Fais qu'il soit de nouveau mien
Amour, comme autrefois
Ou bien tue-moi
pour que je cesse de me tourmenter.
Je ne veux plus qu'il soupire
sinon loin de moi
non, non car les victimes
ne peuvent plus dire leur fidélité. Le chœur compatit en disant "Ah miserella....; ( Oh, pauvre petite )
De m’avoir fait souffrir
Il est très fier,
alors, si je montre de l’indifférence
peut-être me suppliera-t-il encore ?
Si le regard de cette femme
est plus serein que le mien,
elle ne renferme pas dans son cœur
Amour, une foi aussi belle. Le chœur compatit : Oh, miserella ...
Et jamais de cette bouche
Il ne recevra d'aussi doux baisers
ni d'aussi tendres.
Ah tais-toi !
Tais-toi ! Car il ne le sait que trop bien.
3/ Le chœur commente la douleur de la jeune nymphe :
" Ainsi entrecoupée de sanglots furieux
Sa voix s'élevait jusqu'au ciel
C'est ainsi que dans les cœurs amoureux
Amour mélange flamme et glace "
La musique est ainsi au service de la parole.
La nymphe chante "le temps de l'âme" c'est à dire avec la spontanéité et la liberté qui dicte l'urgence de ses sentiments.
Les voix masculines chantent sur mesure "le temps de la main".
Les interprétations sont nombreuses
Entre autres, il y a celle orchestrée par l'ensemble musical français " Les arts florissants", fondé en 1979 par William Christie, spécialisé dans la musique baroque française.
Cet ensemble tire son nom de l'opéra "Les Arts Florissants" du compositeur français Charpentier ( 1643-1704).
Paul Agnew qui est ténor, a été nommé codirecteur musical de l'ensemble en Mars 2020 .
Paul Agnew est un chanteur classique britannique.
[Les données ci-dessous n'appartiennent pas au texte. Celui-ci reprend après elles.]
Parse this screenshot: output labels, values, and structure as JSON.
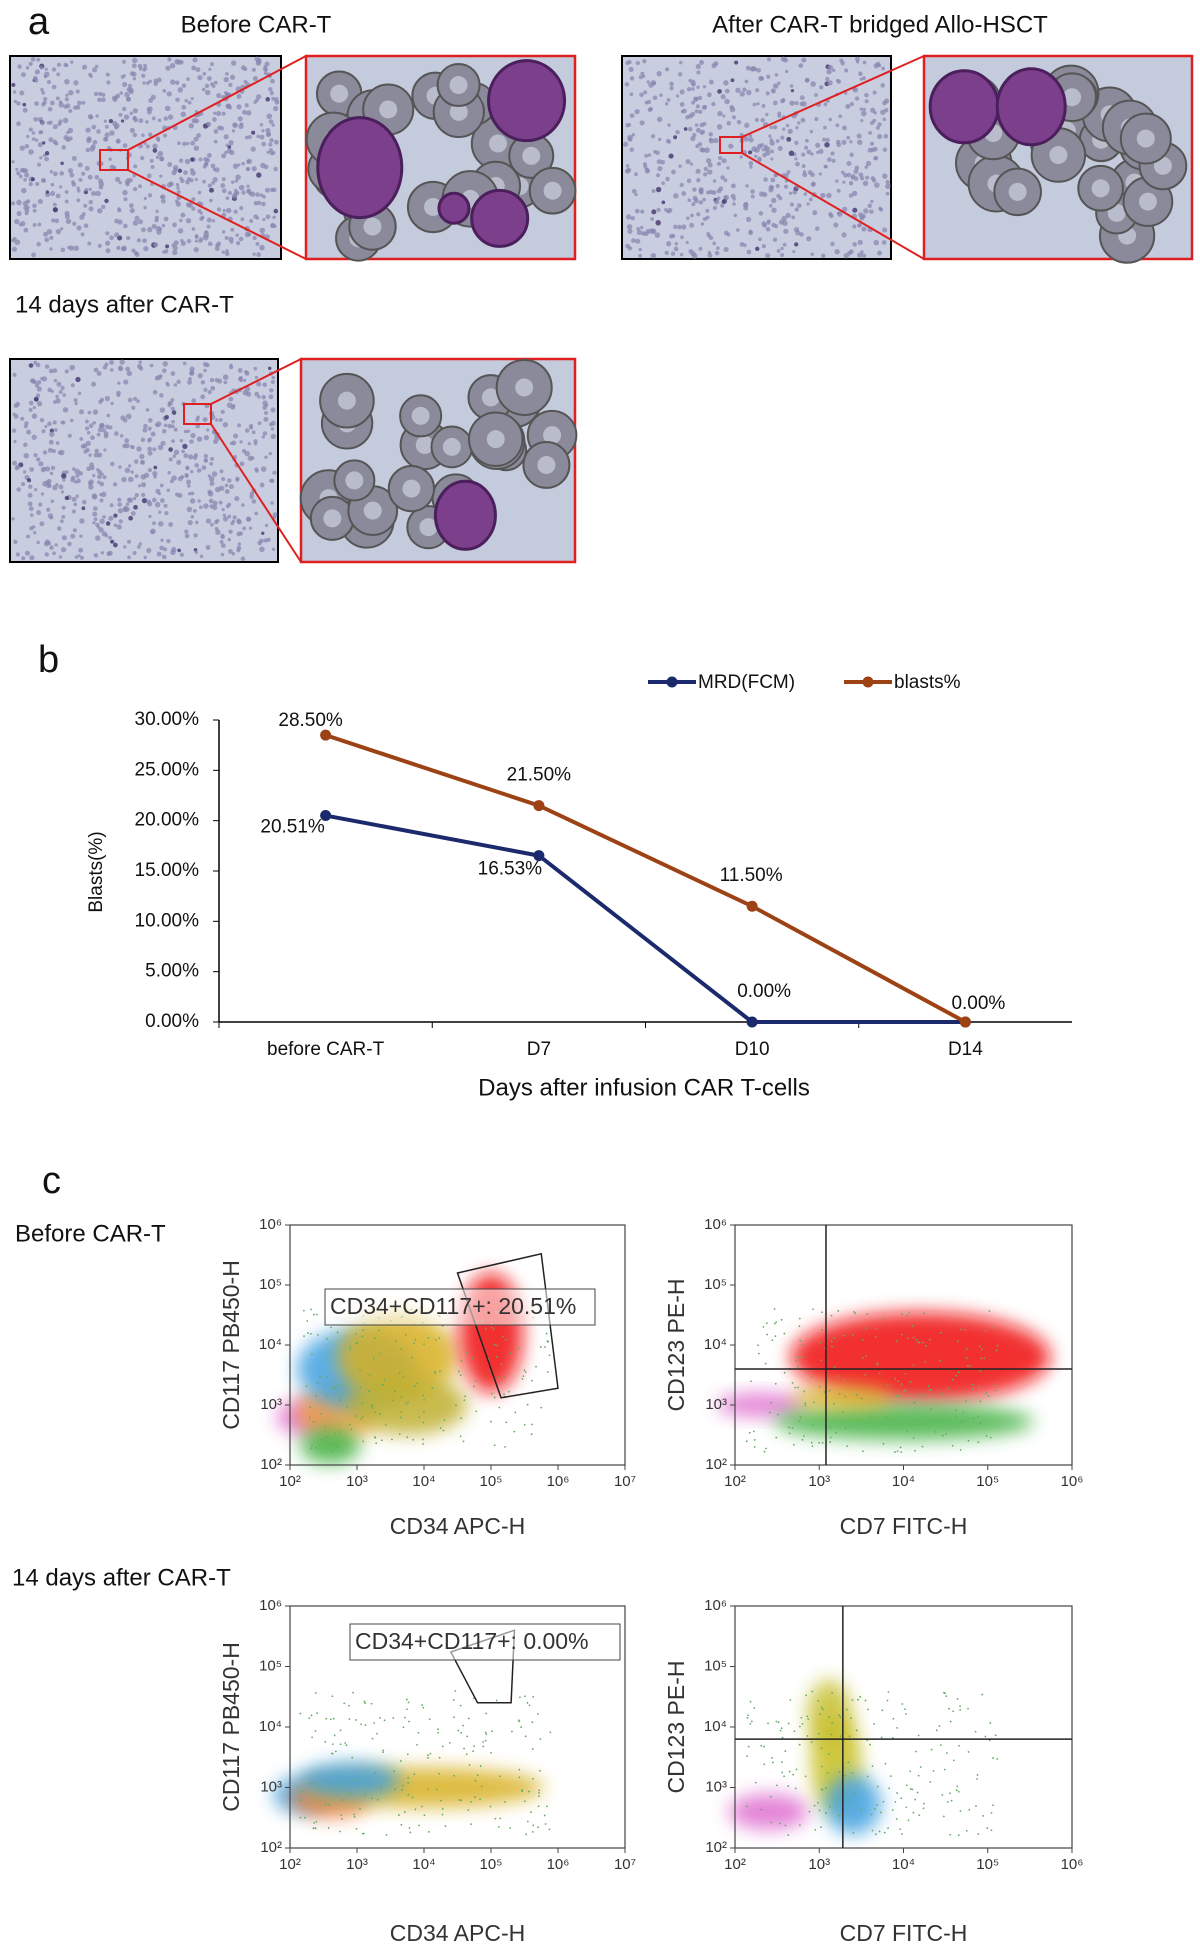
{
  "panel_labels": [
    "a",
    "b",
    "c"
  ],
  "micrographs": [
    {
      "title": "Before CAR-T"
    },
    {
      "title": "After CAR-T bridged Allo-HSCT"
    },
    {
      "title": "14 days after CAR-T"
    }
  ],
  "chart_data": {
    "type": "line",
    "xlabel": "Days after infusion CAR T-cells",
    "ylabel": "Blasts(%)",
    "categories": [
      "before CAR-T",
      "D7",
      "D10",
      "D14"
    ],
    "series": [
      {
        "name": "MRD(FCM)",
        "color": "#1a2a6c",
        "values": [
          20.51,
          16.53,
          0,
          0
        ],
        "value_labels": [
          "20.51%",
          "16.53%",
          "0.00%",
          null
        ]
      },
      {
        "name": "blasts%",
        "color": "#9c4214",
        "values": [
          28.5,
          21.5,
          11.5,
          0
        ],
        "value_labels": [
          "28.50%",
          "21.50%",
          "11.50%",
          "0.00%"
        ]
      }
    ],
    "ylim": [
      0,
      30
    ],
    "yticks": [
      {
        "value": 0,
        "label": "0.00%"
      },
      {
        "value": 5,
        "label": "5.00%"
      },
      {
        "value": 10,
        "label": "10.00%"
      },
      {
        "value": 15,
        "label": "15.00%"
      },
      {
        "value": 20,
        "label": "20.00%"
      },
      {
        "value": 25,
        "label": "25.00%"
      },
      {
        "value": 30,
        "label": "30.00%"
      }
    ],
    "legend": "top"
  },
  "flow_cytometry": {
    "rows": [
      {
        "label": "Before CAR-T",
        "plots": [
          {
            "xlabel": "CD34 APC-H",
            "ylabel": "CD117 PB450-H",
            "gate": "CD34+CD117+: 20.51%",
            "xticks": [
              "10²",
              "10³",
              "10⁴",
              "10⁵",
              "10⁶",
              "10⁷"
            ],
            "yticks": [
              "10²",
              "10³",
              "10⁴",
              "10⁵",
              "10⁶"
            ]
          },
          {
            "xlabel": "CD7 FITC-H",
            "ylabel": "CD123 PE-H",
            "xticks": [
              "10²",
              "10³",
              "10⁴",
              "10⁵",
              "10⁶"
            ],
            "yticks": [
              "10²",
              "10³",
              "10⁴",
              "10⁵",
              "10⁶"
            ]
          }
        ]
      },
      {
        "label": "14 days after CAR-T",
        "plots": [
          {
            "xlabel": "CD34 APC-H",
            "ylabel": "CD117 PB450-H",
            "gate": "CD34+CD117+: 0.00%",
            "xticks": [
              "10²",
              "10³",
              "10⁴",
              "10⁵",
              "10⁶",
              "10⁷"
            ],
            "yticks": [
              "10²",
              "10³",
              "10⁴",
              "10⁵",
              "10⁶"
            ]
          },
          {
            "xlabel": "CD7 FITC-H",
            "ylabel": "CD123 PE-H",
            "xticks": [
              "10²",
              "10³",
              "10⁴",
              "10⁵",
              "10⁶"
            ],
            "yticks": [
              "10²",
              "10³",
              "10⁴",
              "10⁵",
              "10⁶"
            ]
          }
        ]
      }
    ]
  }
}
Il est spécialiste de la musique du XVIIème et du XVIII -ème siècle.
De 2011 à 2015, il a dirigé l'intégrale des madrigaux de Monteverdi .
et il y a l'interprétation du groupe Aesthésis Quatuor.
C'est un jeune quatuor vocal réunissant une soprano, une alto, un ténor et un baryton.
C'est une interprétation qui relève de la création expérimentale, résultat d'une recherche de nouvelles manières d'où l'introduction d'une guitare électrique.
Dans l'album " O do not move ", le quatuor chante le Lamento della Ninfa de Monteverdi.
C'est purement un arrachement des sens et c'est justement en cela que le groupe se distingue en voulant s'adresser à l'organe des sens qui, âprement sollicités, vibrent autant que des cordes d'un instrument.